Quelle a été votre réaction à l’annonce d’Emmanuel Macron ? Comment avez-vous géré vos collaborateurs ?
Nous œuvrons en plomberie, chauffage et électricité, aussi bien sur chantier qu’en dépannage. C’est donc un facteur un peu particulier en ce moment.
Le lendemain de l’annonce du confinement, tous les compagnons sont arrivés à l’entreprise à l’heure de l’embauche. Nous avons fait une réunion, au cours de laquelle il a été décidé de fermer l’entreprise, à la demande de la quasi-totalité des compagnons.
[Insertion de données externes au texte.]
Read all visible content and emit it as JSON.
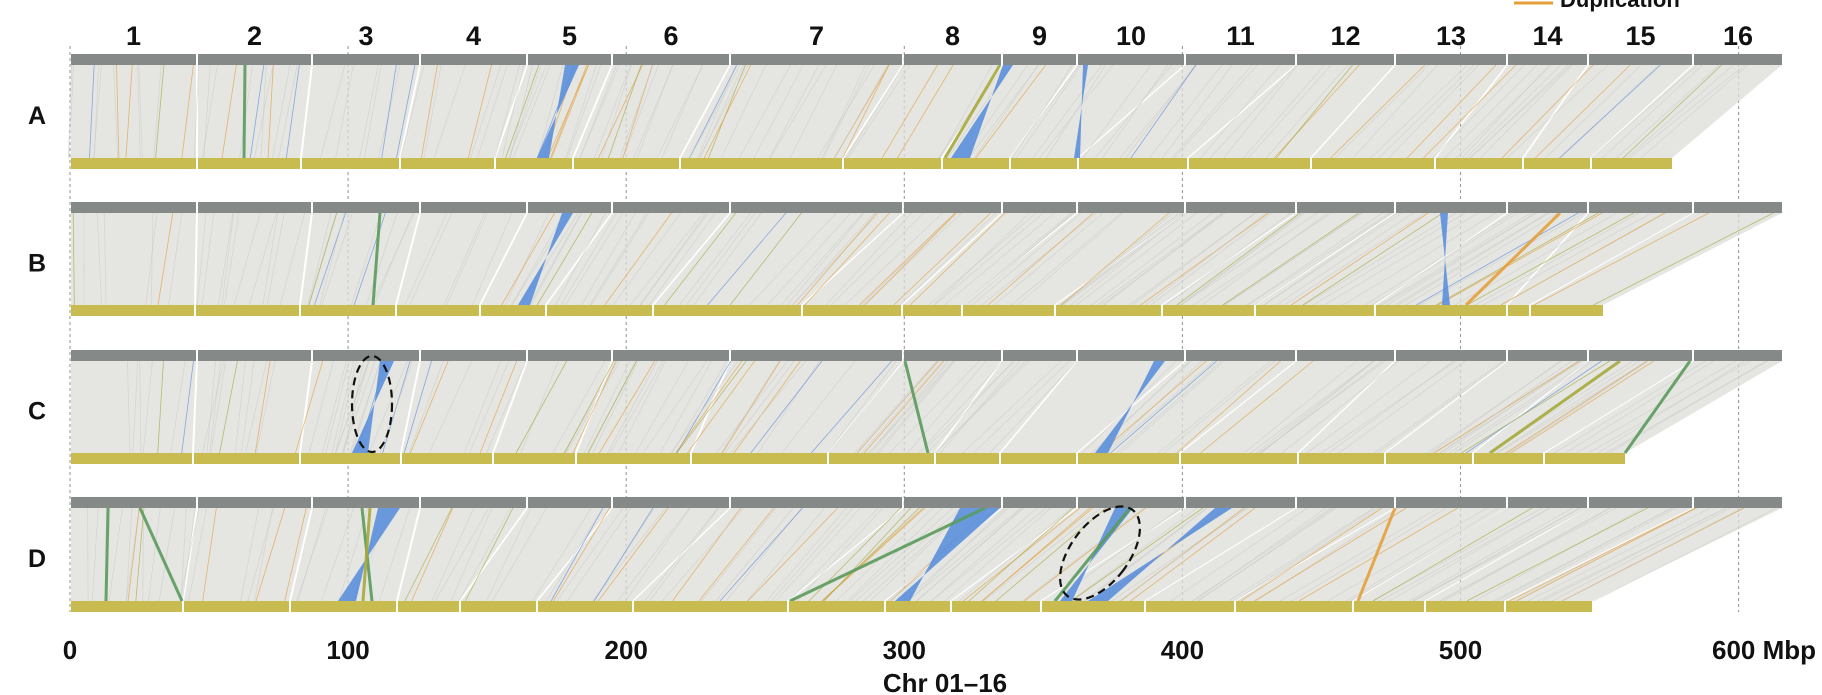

Nous avons travaillé le matin pour terminer les chantiers qui pouvaient l’être, tels que des remplacements de chaudières qu’il fallait remettre en route avant de quitter les clients. À midi, tout s’est arrêté. L’après-midi, je suis resté seul à l’entreprise pour organiser un service après-vente et voir comment traiter les urgences à venir (dépannage en plomberie, en chauffage, en électricité).
Depuis lors, nous assurons un secrétariat téléphonique de façon à pouvoir répondre aux clients. Nous avons une très grosse clientèle de particuliers. Mais le téléphone sonne peu et notre activité de dépannage tourne autour d’une journée sur deux.
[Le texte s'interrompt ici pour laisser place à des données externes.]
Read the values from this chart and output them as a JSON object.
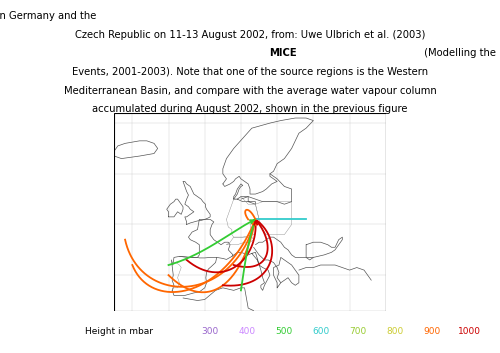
{
  "legend_label": "Height in mbar",
  "legend_values": [
    "300",
    "400",
    "500",
    "600",
    "700",
    "800",
    "900",
    "1000"
  ],
  "legend_colors": [
    "#9966CC",
    "#CC88FF",
    "#33CC33",
    "#33CCCC",
    "#99CC33",
    "#CCCC33",
    "#FF6600",
    "#CC0000"
  ],
  "map_xlim": [
    -25,
    50
  ],
  "map_ylim": [
    33,
    72
  ],
  "background_color": "#ffffff",
  "coastline_color": "#555555",
  "border_color": "#888888",
  "grid_color": "#cccccc",
  "fig_width": 5.0,
  "fig_height": 3.53,
  "dpi": 100,
  "title_fontsize": 7.2,
  "legend_fontsize": 6.5
}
Pour remplir cette fonction, les compagnons sont volontaires (deux au total). J’ai fourni masques (antipoussières), gants et gel, enfin ce que nous avons en stock. Car nous ne pouvons pas nous réapprovisionner.
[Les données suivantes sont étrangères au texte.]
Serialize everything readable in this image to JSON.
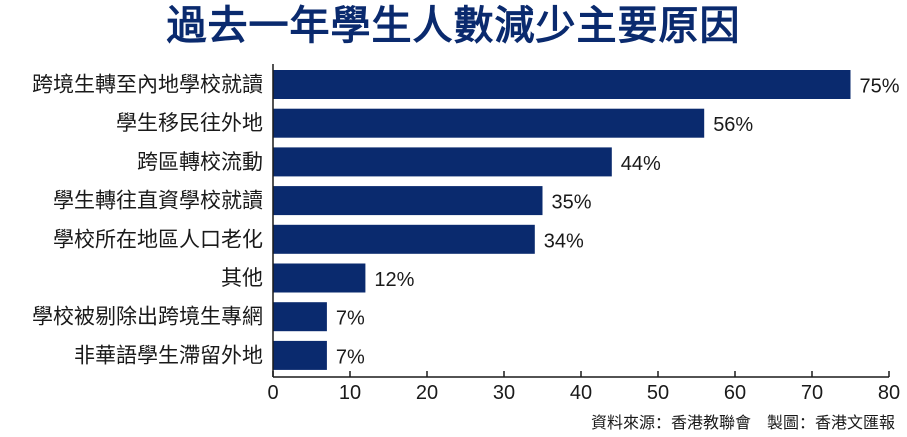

Concrètement, comment cela se passe-t-il pour les dépannages ?
Pour minimiser les contacts avec les clients, nous leur demandons de ne pas rester dans la même pièce que nous. Et, bien que les compagnons aient du gel hydroalcoolique dans les véhicules, nous demandons aux clients un accès à un point d’eau équipé de savon.
Côté fournisseurs, un service minimum a été mis en place pour les changements de pièces sur chaudière ou pompe à chaleur, par exemple. C’est comme au drive : nous passons commande et allons chercher les pièces dont nous avons besoin.
Et avec vos deux compagnons, comment cela se passe-t-il ?
Les deux premières semaines, il n’y a eu qu’un compagnon pour faire du chantier. Mais désormais, un autre l’a rejoint. Il m’a appelé pour reprendre le travail. Alors, nous avons aménagé ensemble ses horaires : il travaille de 6 heures à midi, du lundi au samedi, et le mercredi après-midi. Pour déjeuner, il rentre chez lui. C’est donc pour l’entreprise un casse-tête de moins que de savoir où faire manger ses compagnons.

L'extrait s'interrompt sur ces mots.